От Темпла я пошел на север, в соседний медицинский колледж, где провел пару полезных часов, разглядывая «маринады» и освежая в памяти сведения по патологии и анатомии, снова поражаясь (как любой практикующий анатом) мастерству, с которым производилось вскрытие, и отдавая дань основателю этой коллекции. Наконец предупреждающие часы и растущее желание выпить чая заставили меня выйти и направиться к месту моего напряженного труда. Мое сознание еще было занято содержимым витрин и больших стеклянных сосудов, и я обнаружил, что нахожусь на углу Феттер Лейн, не очень понимая, как попал сюда.

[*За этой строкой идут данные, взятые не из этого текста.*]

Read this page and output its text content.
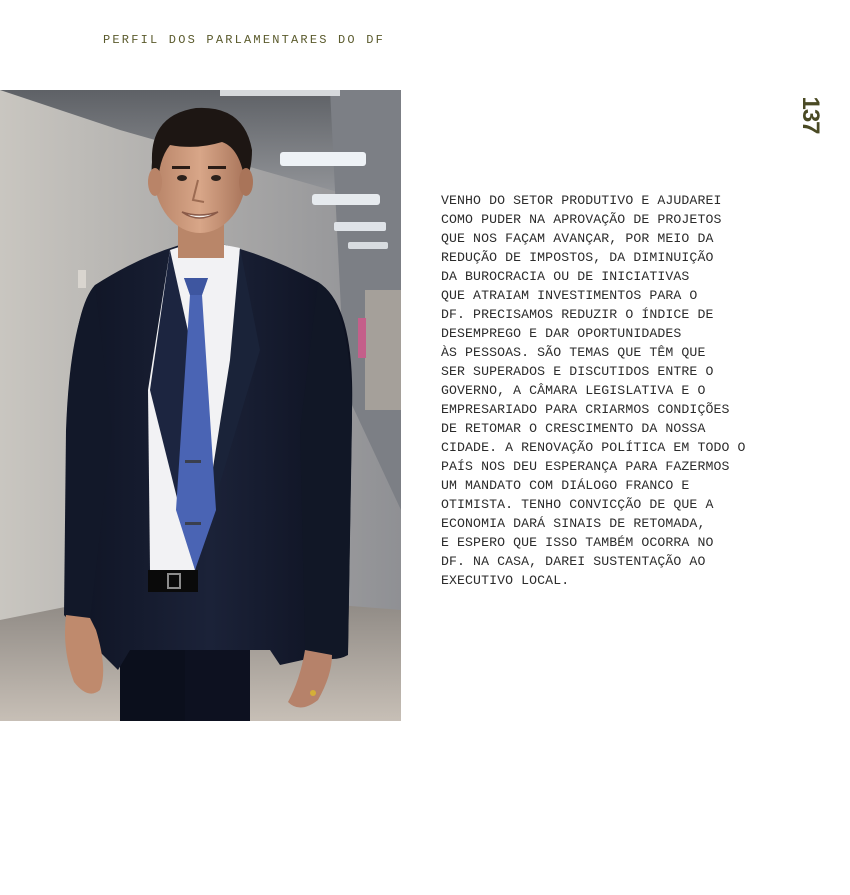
PERFIL DOS PARLAMENTARES DO DF
137
VENHO DO SETOR PRODUTIVO E AJUDAREI
COMO PUDER NA APROVAÇÃO DE PROJETOS
QUE NOS FAÇAM AVANÇAR, POR MEIO DA
REDUÇÃO DE IMPOSTOS, DA DIMINUIÇÃO
DA BUROCRACIA OU DE INICIATIVAS
QUE ATRAIAM INVESTIMENTOS PARA O
DF. PRECISAMOS REDUZIR O ÍNDICE DE
DESEMPREGO E DAR OPORTUNIDADES
ÀS PESSOAS. SÃO TEMAS QUE TÊM QUE
SER SUPERADOS E DISCUTIDOS ENTRE O
GOVERNO, A CÂMARA LEGISLATIVA E O
EMPRESARIADO PARA CRIARMOS CONDIÇÕES
DE RETOMAR O CRESCIMENTO DA NOSSA
CIDADE. A RENOVAÇÃO POLÍTICA EM TODO O
PAÍS NOS DEU ESPERANÇA PARA FAZERMOS
UM MANDATO COM DIÁLOGO FRANCO E
OTIMISTA. TENHO CONVICÇÃO DE QUE A
ECONOMIA DARÁ SINAIS DE RETOMADA,
E ESPERO QUE ISSO TAMBÉM OCORRA NO
DF. NA CASA, DAREI SUSTENTAÇÃO AO
EXECUTIVO LOCAL.
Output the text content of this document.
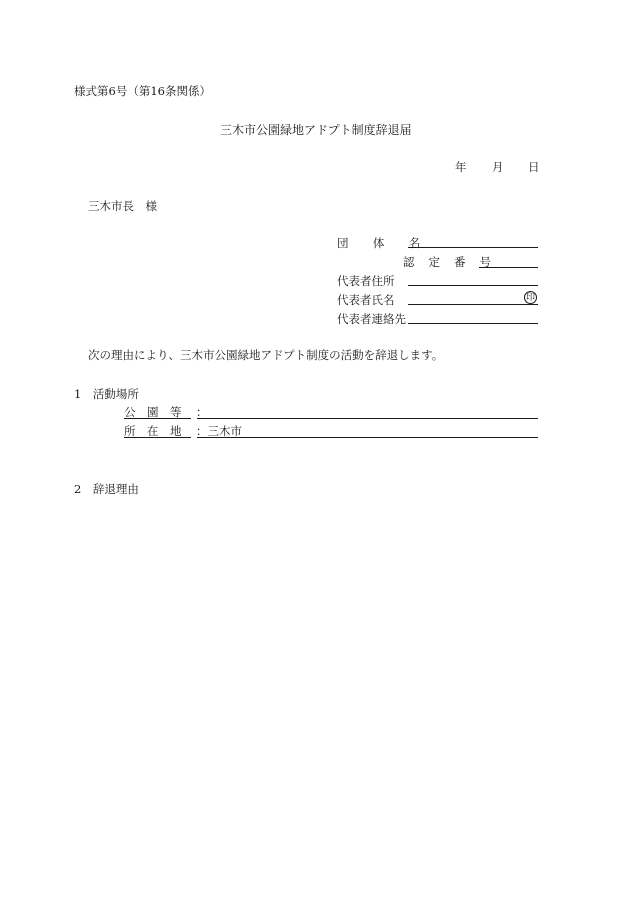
様式第6号（第16条関係）
三木市公園緑地アドプト制度辞退届
年 月 日
三木市長　様
団 体 名
認 定 番 号
代表者住所
代表者氏名	印
代表者連絡先
次の理由により、三木市公園緑地アドプト制度の活動を辞退します。
1　活動場所
公　園　等 ：
所　在　地 ：三木市
2　辞退理由
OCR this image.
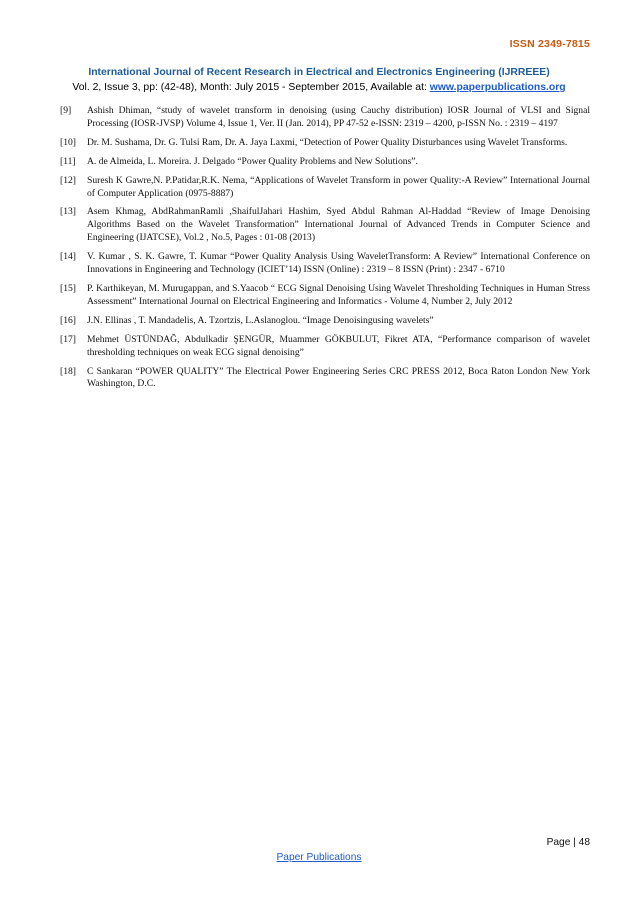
ISSN 2349-7815
International Journal of Recent Research in Electrical and Electronics Engineering (IJRREEE)
Vol. 2, Issue 3, pp: (42-48), Month: July 2015 - September 2015, Available at: www.paperpublications.org
[9]	Ashish Dhiman, “study of wavelet transform in denoising (using Cauchy distribution) IOSR Journal of VLSI and Signal Processing (IOSR-JVSP) Volume 4, Issue 1, Ver. II (Jan. 2014), PP 47-52 e-ISSN: 2319 – 4200, p-ISSN No. : 2319 – 4197
[10]	Dr. M. Sushama, Dr. G. Tulsi Ram, Dr. A. Jaya Laxmi, “Detection of Power Quality Disturbances using Wavelet Transforms.
[11]	A. de Almeida, L. Moreira. J. Delgado “Power Quality Problems and New Solutions”.
[12]	Suresh K Gawre,N. P.Patidar,R.K. Nema, “Applications of Wavelet Transform in power Quality:-A Review” International Journal of Computer Application (0975-8887)
[13]	Asem Khmag, AbdRahmanRamli ,ShaifulJahari Hashim, Syed Abdul Rahman Al-Haddad “Review of Image Denoising Algorithms Based on the Wavelet Transformation” International Journal of Advanced Trends in Computer Science and Engineering (IJATCSE), Vol.2 , No.5, Pages : 01-08 (2013)
[14]	V. Kumar , S. K. Gawre, T. Kumar “Power Quality Analysis Using WaveletTransform: A Review” International Conference on Innovations in Engineering and Technology (ICIET’14) ISSN (Online) : 2319 – 8 ISSN (Print) : 2347 - 6710
[15]	P. Karthikeyan, M. Murugappan, and S.Yaacob “ ECG Signal Denoising Using Wavelet Thresholding Techniques in Human Stress Assessment” International Journal on Electrical Engineering and Informatics - Volume 4, Number 2, July 2012
[16]	J.N. Ellinas , T. Mandadelis, A. Tzortzis, L.Aslanoglou. “Image Denoisingusing wavelets”
[17]	Mehmet ÜSTÜNDAĞ, Abdulkadir ŞENGÜR, Muammer GÖKBULUT, Fikret ATA, “Performance comparison of wavelet thresholding techniques on weak ECG signal denoising”
[18]	C Sankaran “POWER QUALITY” The Electrical Power Engineering Series CRC PRESS 2012, Boca Raton London New York Washington, D.C.
Page | 48
Paper Publications
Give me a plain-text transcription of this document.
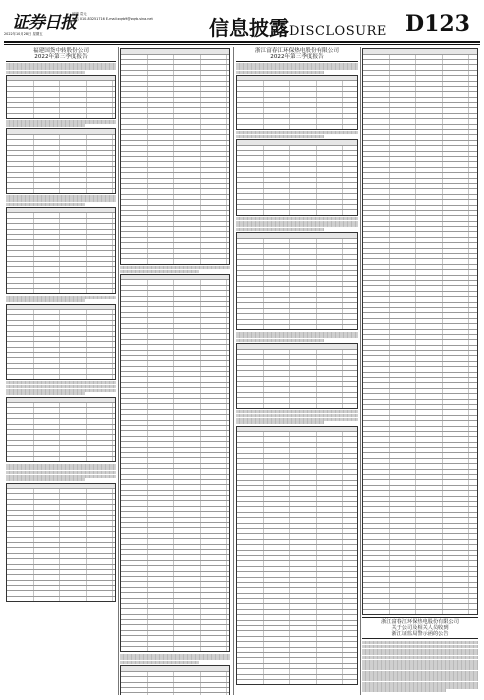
证券日报
2022年10月28日 星期五
编辑 袁元
电话 010-83251716 E-mail:zqrb9@zqrb.sina.net	信息披露DISCLOSURE D123
福建国货中转股份公司
2022年第三季度报告
浙江富春江环保热电股份有限公司
2022年第三季度报告
浙江富春江环保热电股份有限公司
关于公司及相关人员收到
浙江证监局警示函的公告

И тут меня оторвал от размышлений хриплый возглас:

– Страшное открытие в Сидкапе!

Я сердито повернулся – в Лондоне крик уличного мальчишки, продающего газеты, производит впечатление удара по лицу, – но надпись на желтом постере, который он держал в руках, заставила меня сменить гнев на любопытство.

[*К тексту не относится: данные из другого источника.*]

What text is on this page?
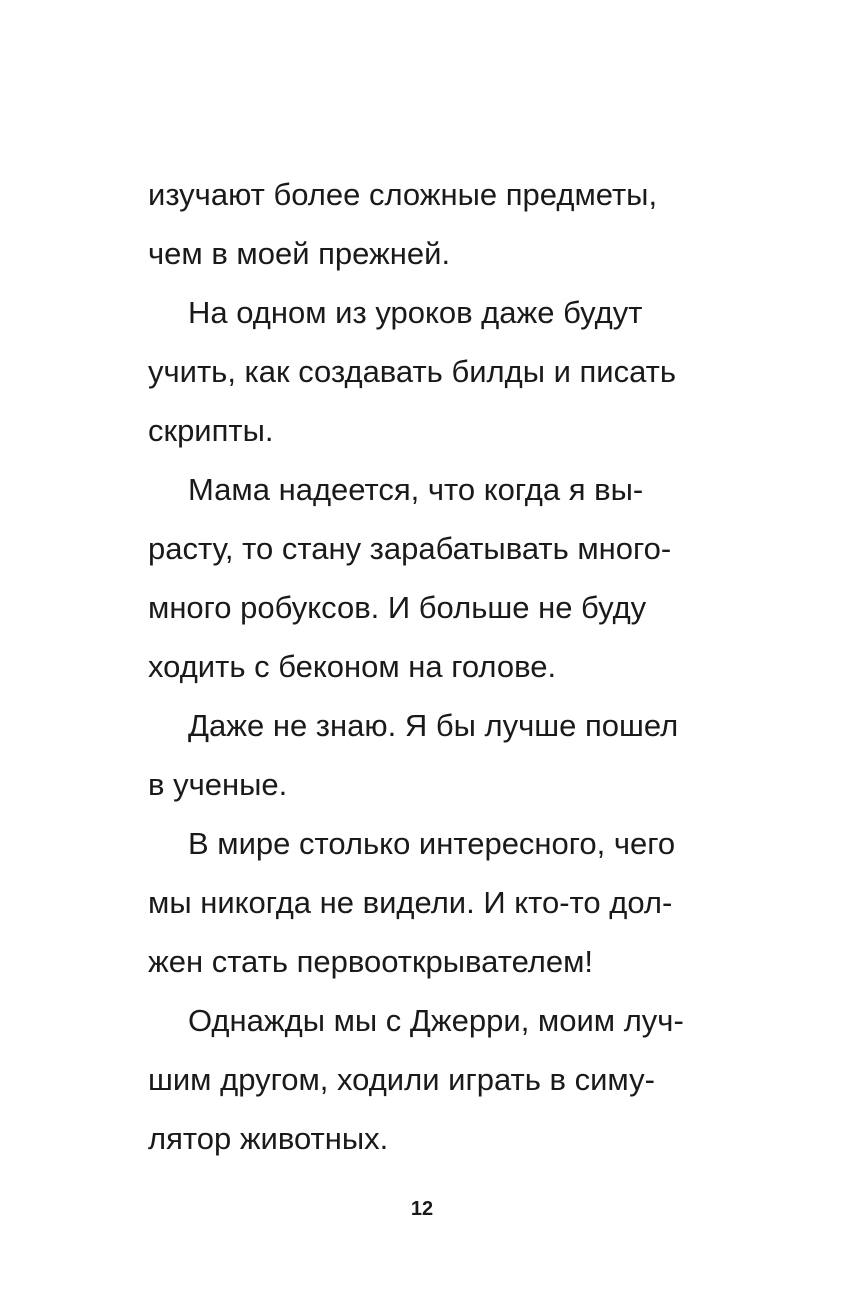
изучают более сложные предметы,
чем в моей прежней.
На одном из уроков даже будут
учить, как создавать билды и писать
скрипты.
Мама надеется, что когда я вы-
расту, то стану зарабатывать много-
много робуксов. И больше не буду
ходить с беконом на голове.
Даже не знаю. Я бы лучше пошел
в ученые.
В мире столько интересного, чего
мы никогда не видели. И кто-то дол-
жен стать первооткрывателем!
Однажды мы с Джерри, моим луч-
шим другом, ходили играть в симу-
лятор животных.
12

«Ужасное открытие в водном салате!»

Пусть педанты это отрицают, но в «ужасном открытии» есть нечто привлекательное. Оно намекает на трагедию, на тайну и на романтику. Оно обещает внести в нашу серую банальную жизнь элемент драматизма, без которого, как без соли, нельзя наслаждаться существованием. К тому же «водный салат»! Такой безыскусный фон словно подчеркивал ужас открытия, каким бы оно ни было.

Я купил газету и, сунув ее под руку, пошел в больницу, обещая себе мысленный пир из водного салата, но, открыв дверь, увидел полную женщину пестрой и прыщавой наружности, приветствовавшую меня громким стоном. Это была леди из угольного магазина на Флер-де-Лис Корт.

– Добрый вечер, миссис Джаблетт, – сказал я, – надеюсь, вы пришли не из-за себя.

– Из-за себя, – ответила она, вставая и уныло следуя за мной в помещение для консультаций. Я усадил ее в кресло для пациентов, сам сел за письменный стол, и она продолжила: – Дело в моих внутренностях, доктор.

Это заявление не отличалось анатомической точностью, оно только указывало на то, что не нужно обращаться к специалисту по коже. Соответственно я ждал разъяснений и думал о водном салате, а миссис Джаблетт выжидающе смотрела на меня тусклыми водянистыми глазами.

– А, – сказал я наконец, – дело в ваших… хм… внутренностях, миссис Джаблетт?

– Да, и в голове, – ответила она с громким вздохом, наполнившим помещение запахом неподслащенной выпивки.

– У вас болит голова?

– Иногда хронически, – пожаловалась миссис Джаблетт. – Как будто она открывается и закрывается, открывается и закрывается, а когда я сажусь, мне кажется, что я лопну.

[15] Апепи II – фараон XV династии.
[16] Блэкфрайраз – железнодорожная станция и станция метро в лондонском Сити.